Many of the old timers in the trucking industry can remember the tariff being much different where you use to get paid for long-carries, stair carries, packing per box all of them goodies are long gone. Many well known moving companies decided to get together behind closed doors with no drivers input and make up their own tariffs in return doing away with the good ol days.

Different types of moves

  1. Firm Binding
  2. Optional Binding
  3. Standard Binding

Firm-Binding: These moves can be great for the driver only if they are small shipments, a lot of salesmen will sell these jobs for example 22,000.00 lbs. Firm-Binding, what this means to you?

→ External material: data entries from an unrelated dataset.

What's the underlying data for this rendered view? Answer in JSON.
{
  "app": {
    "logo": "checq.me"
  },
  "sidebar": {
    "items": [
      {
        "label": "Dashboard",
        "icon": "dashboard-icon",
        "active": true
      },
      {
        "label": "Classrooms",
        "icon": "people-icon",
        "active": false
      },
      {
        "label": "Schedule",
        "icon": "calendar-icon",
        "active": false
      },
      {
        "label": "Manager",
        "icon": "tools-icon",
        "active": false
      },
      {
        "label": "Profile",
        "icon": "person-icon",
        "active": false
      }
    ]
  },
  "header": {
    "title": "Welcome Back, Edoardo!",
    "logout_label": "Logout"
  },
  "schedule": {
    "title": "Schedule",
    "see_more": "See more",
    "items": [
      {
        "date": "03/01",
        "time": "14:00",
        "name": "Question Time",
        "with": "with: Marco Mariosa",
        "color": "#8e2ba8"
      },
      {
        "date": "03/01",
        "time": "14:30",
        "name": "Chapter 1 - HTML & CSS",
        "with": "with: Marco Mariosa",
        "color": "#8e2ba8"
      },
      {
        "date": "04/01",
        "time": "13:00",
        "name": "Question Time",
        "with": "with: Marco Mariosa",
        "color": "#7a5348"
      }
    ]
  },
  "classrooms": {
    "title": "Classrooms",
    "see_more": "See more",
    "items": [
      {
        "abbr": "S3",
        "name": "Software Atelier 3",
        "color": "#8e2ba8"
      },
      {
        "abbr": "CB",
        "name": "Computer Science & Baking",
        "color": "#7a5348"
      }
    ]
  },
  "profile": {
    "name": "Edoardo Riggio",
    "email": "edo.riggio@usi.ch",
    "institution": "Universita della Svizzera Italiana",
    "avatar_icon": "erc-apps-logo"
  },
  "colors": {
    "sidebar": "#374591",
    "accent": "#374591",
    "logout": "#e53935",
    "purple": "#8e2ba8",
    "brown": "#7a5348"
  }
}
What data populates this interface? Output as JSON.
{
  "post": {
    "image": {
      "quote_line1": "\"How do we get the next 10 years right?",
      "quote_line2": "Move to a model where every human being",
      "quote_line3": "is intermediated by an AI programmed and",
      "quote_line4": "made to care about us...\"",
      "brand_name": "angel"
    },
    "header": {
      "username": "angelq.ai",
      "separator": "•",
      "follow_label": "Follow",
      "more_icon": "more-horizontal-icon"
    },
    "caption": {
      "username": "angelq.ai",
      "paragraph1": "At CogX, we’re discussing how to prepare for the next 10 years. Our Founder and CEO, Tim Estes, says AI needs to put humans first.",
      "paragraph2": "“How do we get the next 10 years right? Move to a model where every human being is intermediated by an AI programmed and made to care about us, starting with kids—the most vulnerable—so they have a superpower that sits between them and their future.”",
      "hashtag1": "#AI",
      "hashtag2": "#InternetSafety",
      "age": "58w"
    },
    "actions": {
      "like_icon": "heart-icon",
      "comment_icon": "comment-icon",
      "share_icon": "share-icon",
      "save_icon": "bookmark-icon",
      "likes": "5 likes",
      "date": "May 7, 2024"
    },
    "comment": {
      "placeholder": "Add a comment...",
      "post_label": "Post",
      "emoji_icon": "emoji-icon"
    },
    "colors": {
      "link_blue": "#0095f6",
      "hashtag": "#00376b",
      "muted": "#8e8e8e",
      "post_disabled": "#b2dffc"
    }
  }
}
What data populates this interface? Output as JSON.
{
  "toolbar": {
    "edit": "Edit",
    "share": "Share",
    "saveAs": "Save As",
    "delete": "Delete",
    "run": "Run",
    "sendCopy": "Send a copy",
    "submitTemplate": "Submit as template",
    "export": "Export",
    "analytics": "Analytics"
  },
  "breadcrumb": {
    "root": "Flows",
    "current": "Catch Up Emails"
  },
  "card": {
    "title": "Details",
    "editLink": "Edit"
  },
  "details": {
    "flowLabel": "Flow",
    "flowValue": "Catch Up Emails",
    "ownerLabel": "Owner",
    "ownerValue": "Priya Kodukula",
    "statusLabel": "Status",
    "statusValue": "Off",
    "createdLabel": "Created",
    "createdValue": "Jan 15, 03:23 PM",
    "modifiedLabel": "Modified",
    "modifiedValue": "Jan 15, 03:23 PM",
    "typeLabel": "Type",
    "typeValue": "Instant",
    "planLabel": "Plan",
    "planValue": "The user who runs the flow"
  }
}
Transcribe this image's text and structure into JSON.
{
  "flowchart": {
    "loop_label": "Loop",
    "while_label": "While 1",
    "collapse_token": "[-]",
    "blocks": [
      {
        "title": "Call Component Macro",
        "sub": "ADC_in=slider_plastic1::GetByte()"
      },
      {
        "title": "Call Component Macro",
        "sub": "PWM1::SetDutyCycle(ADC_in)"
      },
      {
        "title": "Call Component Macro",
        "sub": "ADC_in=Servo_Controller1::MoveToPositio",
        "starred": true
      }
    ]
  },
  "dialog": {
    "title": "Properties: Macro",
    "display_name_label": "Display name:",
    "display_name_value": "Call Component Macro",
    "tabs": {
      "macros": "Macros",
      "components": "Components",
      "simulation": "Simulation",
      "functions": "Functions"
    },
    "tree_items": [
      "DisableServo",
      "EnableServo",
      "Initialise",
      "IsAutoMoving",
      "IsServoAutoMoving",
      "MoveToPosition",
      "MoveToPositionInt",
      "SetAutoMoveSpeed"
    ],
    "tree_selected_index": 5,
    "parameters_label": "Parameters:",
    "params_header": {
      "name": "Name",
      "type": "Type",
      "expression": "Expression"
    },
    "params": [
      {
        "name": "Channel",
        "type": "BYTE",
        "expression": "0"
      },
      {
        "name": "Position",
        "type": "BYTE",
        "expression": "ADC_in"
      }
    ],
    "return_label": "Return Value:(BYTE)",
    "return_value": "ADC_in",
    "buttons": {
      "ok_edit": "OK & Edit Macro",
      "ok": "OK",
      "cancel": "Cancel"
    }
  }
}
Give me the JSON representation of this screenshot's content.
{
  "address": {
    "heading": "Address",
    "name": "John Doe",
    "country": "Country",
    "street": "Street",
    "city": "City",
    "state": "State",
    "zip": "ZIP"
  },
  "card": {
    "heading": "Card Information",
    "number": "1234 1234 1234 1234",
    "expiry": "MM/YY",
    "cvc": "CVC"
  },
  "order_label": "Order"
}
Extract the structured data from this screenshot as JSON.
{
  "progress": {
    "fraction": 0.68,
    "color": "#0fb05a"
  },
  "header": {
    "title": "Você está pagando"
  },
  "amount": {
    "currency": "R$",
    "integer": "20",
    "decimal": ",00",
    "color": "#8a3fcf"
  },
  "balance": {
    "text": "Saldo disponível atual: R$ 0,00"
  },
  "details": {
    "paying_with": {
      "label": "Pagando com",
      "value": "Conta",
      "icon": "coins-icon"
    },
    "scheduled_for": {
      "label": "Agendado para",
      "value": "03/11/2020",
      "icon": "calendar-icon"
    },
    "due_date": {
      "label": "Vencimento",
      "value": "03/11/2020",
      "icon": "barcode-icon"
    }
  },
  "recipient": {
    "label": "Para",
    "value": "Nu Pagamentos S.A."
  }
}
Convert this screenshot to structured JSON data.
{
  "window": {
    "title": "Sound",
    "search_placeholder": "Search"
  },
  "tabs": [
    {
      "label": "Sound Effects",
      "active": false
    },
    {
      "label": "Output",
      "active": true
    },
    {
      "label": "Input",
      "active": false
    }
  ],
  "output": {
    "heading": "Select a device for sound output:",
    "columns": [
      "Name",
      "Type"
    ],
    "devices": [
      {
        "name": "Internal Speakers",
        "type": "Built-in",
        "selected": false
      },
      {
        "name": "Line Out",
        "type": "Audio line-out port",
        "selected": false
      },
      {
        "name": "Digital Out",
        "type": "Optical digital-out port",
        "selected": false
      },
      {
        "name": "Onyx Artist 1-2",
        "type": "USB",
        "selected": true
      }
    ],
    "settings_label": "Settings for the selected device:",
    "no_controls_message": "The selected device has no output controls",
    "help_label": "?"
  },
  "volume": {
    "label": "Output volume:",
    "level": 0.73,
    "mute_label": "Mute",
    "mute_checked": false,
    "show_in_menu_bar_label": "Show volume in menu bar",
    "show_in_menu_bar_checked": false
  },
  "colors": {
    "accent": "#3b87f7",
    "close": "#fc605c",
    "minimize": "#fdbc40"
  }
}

You get out to the job have to walk through the house and try to guess what the weight is as you are a mover and not a salesperson or estimator, on COD shipments it can be very tricky guessing the weight because most customers do not know how to pack or put books in 4.5 CTN.

Say the job was bid 20,000 lbs. as a driver you have a right to contest the weight if you believe it is going 22,200.00 or more, say it goes 25,000.00 lbs. you will not get paid for the first 10 percent only after 22,000.00. so, the company is taking advantage of you and asking you to work for free.

Optional binding is set up for the customer only and not you the driver. Here is why if the weight goes under, you get paid less, if the weight goes more, you don’t get paid for any overage unless you contested it prior to loading.

Most carriers have come up with their own tariffs and let me tell you these are cheap compared to the military rates in the summer but why companies raise the discount in the slow season?  68% vs. 10 percent discount It has nothing to do with supply and demand it has to do with the carriers all fight amongst themselves in trying to get the move or haul the freight.

Ask yourself this why in the hell during the slow season it should pay less? You have bad weather to contend with, ice snow, hurricanes, tornados and not to mention being away from your family. The trucking industry is not for everyone. It takes a hard mindset to do the job.

We have heard of companies out there paying lower then 2.00 per mile including the fuel surcharge, for you truck drivers coming on board do not do it for that.

Say no to cheap freight.
We rule, not the government or the cheap trucking companies, or brokers.